MEDIOS DE CULTIVO

N. Arias1, S. Falla2
1,2
Estudiante Ingeniería Agroindustrial, Universidad Surcolombiana, Facultad de Ingeniería

RESUMEN

Un medio de cultivo es una solución de nutrientes que permite el desarrollo de

microorganismos. Cada medio está diseñado para el crecimiento de ciertos microorganismos,
en esta práctica se usa el medio EMB Agar este es usado para el aislamiento selectivo de
bacilos Gram negativos y Lysine Agar usado en el aislamiento y enumeración de levadura
silvestre en la industria cervecera. Se prepara el medio de cultivo haciendo la mezcla de
cantidad de gramos del medio con la cantidad de agua destilada, esta mezcla se lleva a su
punto de ebullición, se esteriliza en el autoclave y finalmente se sirve en cajas de Petri, se
ponen en una incubadora artificial con condiciones de microaerófilia al mezclar bicarbonato
con alcohol. Pasados 7 días se procede a realizar la tinción de Gram donde se usan (Cristal
Violeta, Lugol, Alcohol-Acetona y Safranina) para identificar los principales tipos de
bacterias, se encontraron bacilos gram positivos y se usa la técnica de aplicación de Lugol
para observar hongos, en donde se observaron bacterias posiblemente cocos.

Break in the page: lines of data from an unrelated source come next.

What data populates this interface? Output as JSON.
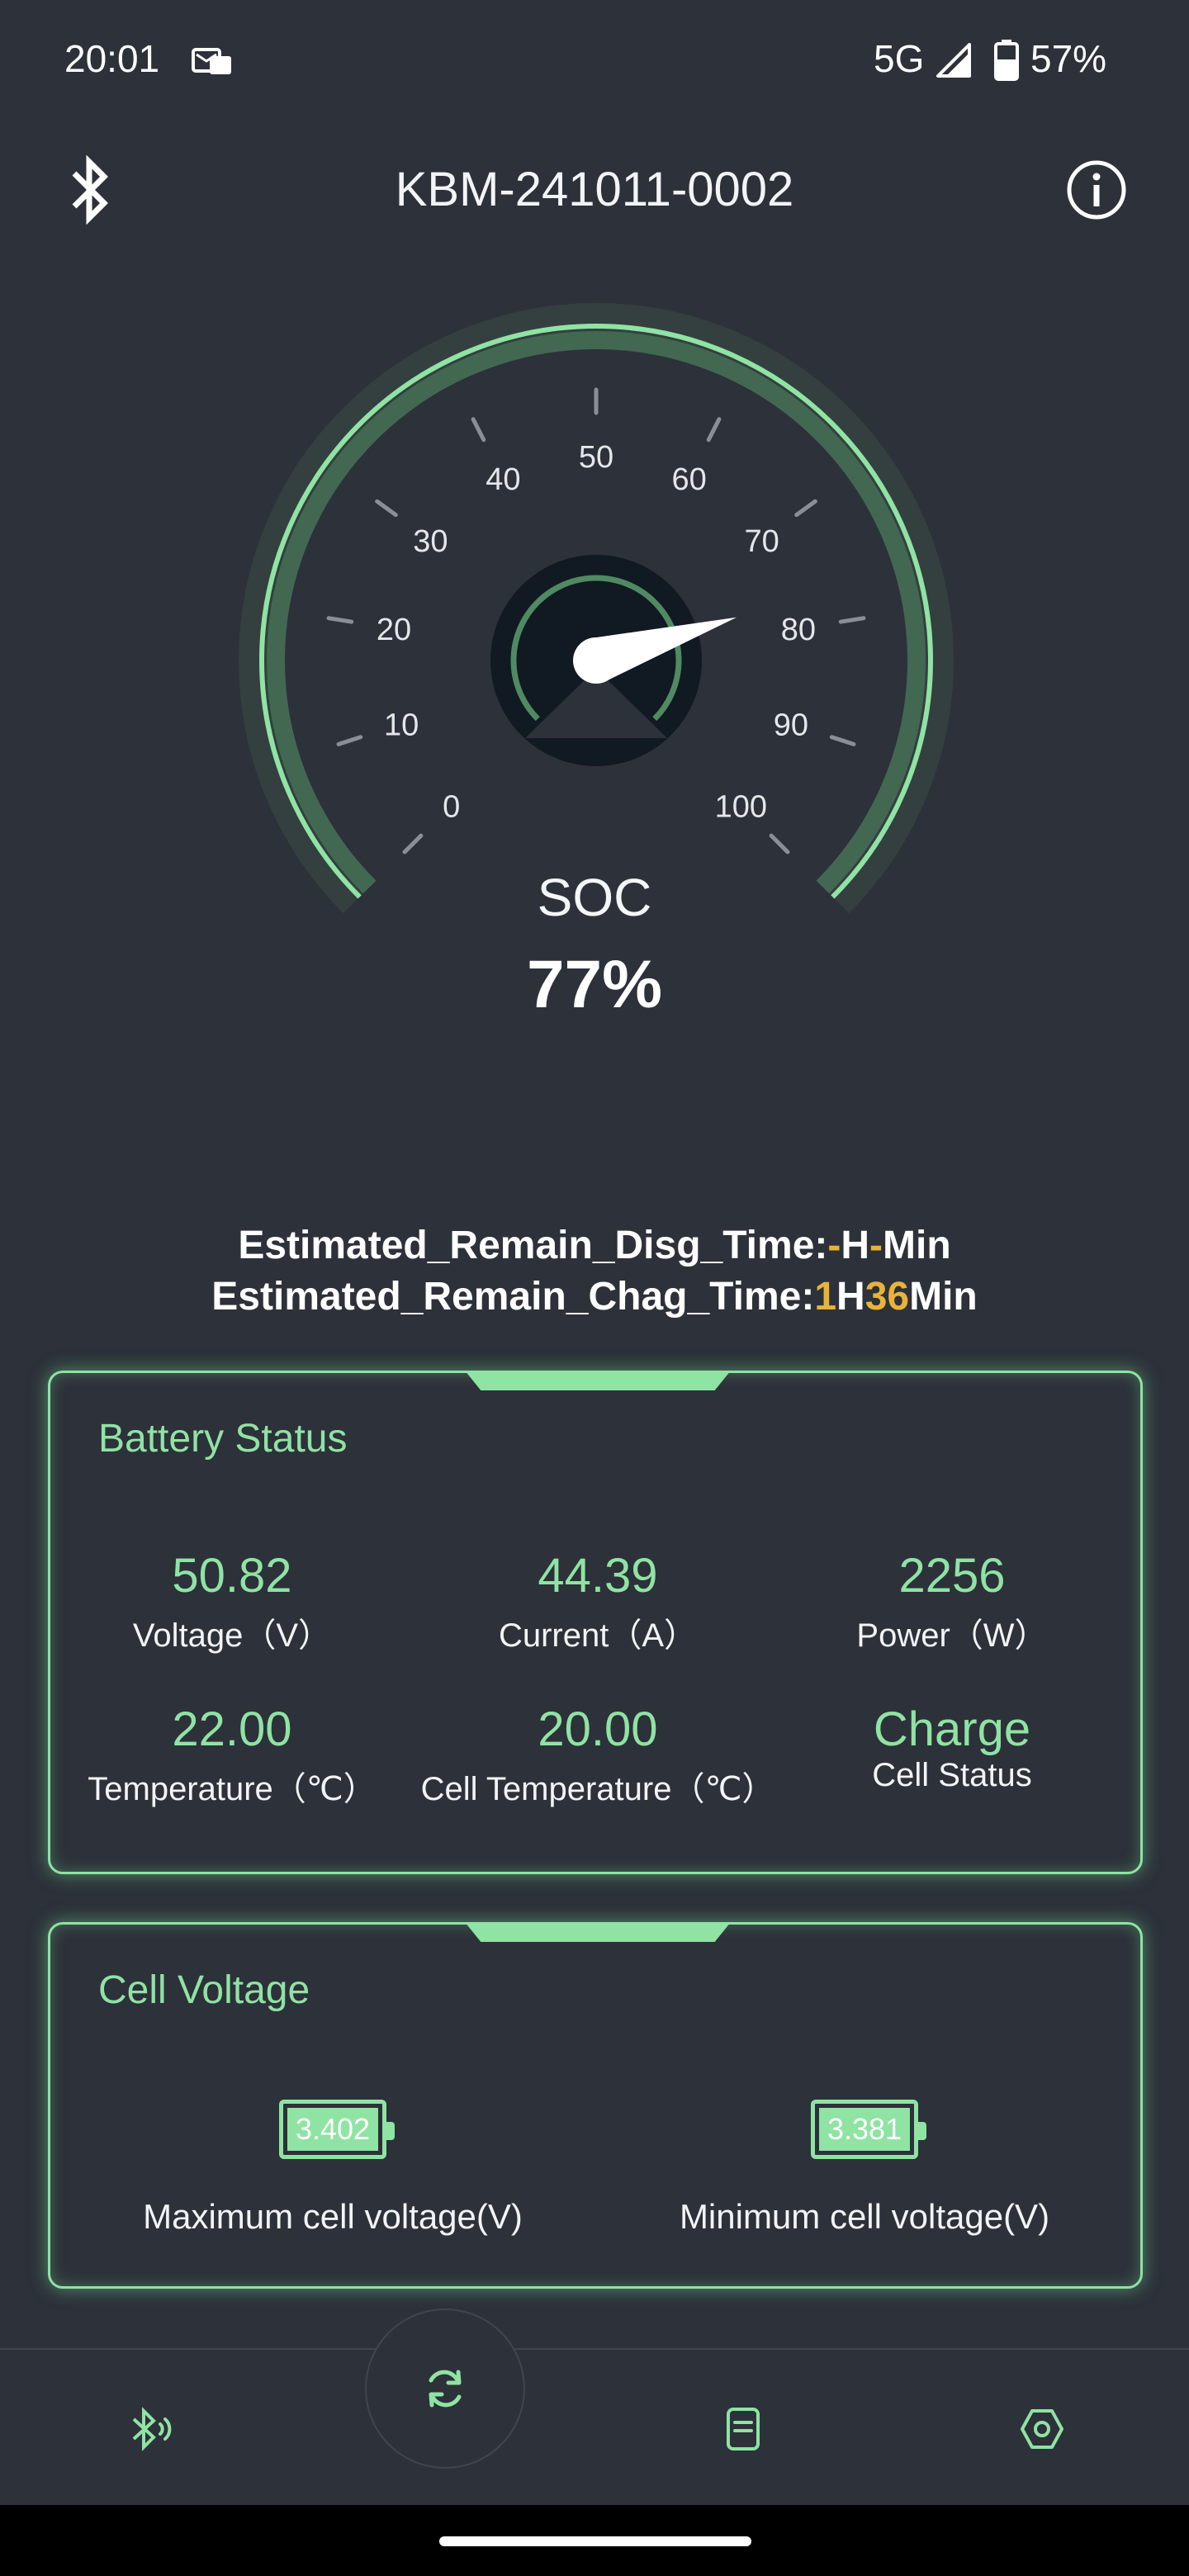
{
  "status_bar": {
    "time": "20:01",
    "network": "5G",
    "battery_pct": "57%",
    "icons": [
      "message-icon",
      "signal-icon",
      "battery-icon"
    ]
  },
  "header": {
    "title": "KBM-241011-0002",
    "left_icon": "bluetooth-icon",
    "right_icon": "info-icon"
  },
  "gauge": {
    "ticks": [
      "0",
      "10",
      "20",
      "30",
      "40",
      "50",
      "60",
      "70",
      "80",
      "90",
      "100"
    ],
    "value": 77,
    "min": 0,
    "max": 100,
    "label": "SOC",
    "value_text": "77%"
  },
  "estimates": {
    "disg_prefix": "Estimated_Remain_Disg_Time:",
    "disg_h": "-",
    "disg_h_unit": "H",
    "disg_m": "-",
    "disg_m_unit": "Min",
    "chag_prefix": "Estimated_Remain_Chag_Time:",
    "chag_h": "1",
    "chag_h_unit": "H",
    "chag_m": "36",
    "chag_m_unit": "Min"
  },
  "battery_status": {
    "title": "Battery Status",
    "metrics": [
      {
        "value": "50.82",
        "label": "Voltage（V）"
      },
      {
        "value": "44.39",
        "label": "Current（A）"
      },
      {
        "value": "2256",
        "label": "Power（W）"
      },
      {
        "value": "22.00",
        "label": "Temperature（℃）"
      },
      {
        "value": "20.00",
        "label": "Cell Temperature（℃）"
      },
      {
        "value": "Charge",
        "label": "Cell Status"
      }
    ]
  },
  "cell_voltage": {
    "title": "Cell Voltage",
    "max": {
      "value": "3.402",
      "label": "Maximum cell voltage(V)"
    },
    "min": {
      "value": "3.381",
      "label": "Minimum cell voltage(V)"
    }
  },
  "bottom_nav": {
    "items": [
      "bluetooth-device-icon",
      "refresh-icon",
      "document-icon",
      "settings-icon"
    ]
  },
  "colors": {
    "accent": "#8fe3a3",
    "background": "#2d313a",
    "highlight": "#e8b339"
  }
}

Palabras claves: Medio de cultivo, tinción de Gram, autoclave, microorganismos,

microaerófilia.

ABSTRACT

A culture medium is a nutrient solution that allows the development of microorganisms. Each
medium is designed for the growth of certain microorganisms, in this practice the medium
EMB Agar is used for the selective isolation of Gram-negative bacilli and Lysine agar used
in the isolation and enumeration of yeast Wild in the brewing industry. The culture medium
is prepared by mixing the quantity of grams of the medium with the quantity of distilled
water, this mixture is brought to its boiling point, sterilized in the autoclave and finally it is
served in Petri dishes, they are put in an artificial incubator with Traditions of Microaerófilia
when mixing bicarbonate with alcohol. After 7 days We proceed to make the gram stain
where they are used (crystal violet, Lugol, Alcohol-Acetone and Safranin) to identify the
main types of bacteria, were found Gram positive bacilli and use the technique of application
of Lugol for To observe fungi, where bacteria possibly coconuts were observed.

Key words: Culture Medium, Gram stain, autoclave, microorganisms, microaerófilia.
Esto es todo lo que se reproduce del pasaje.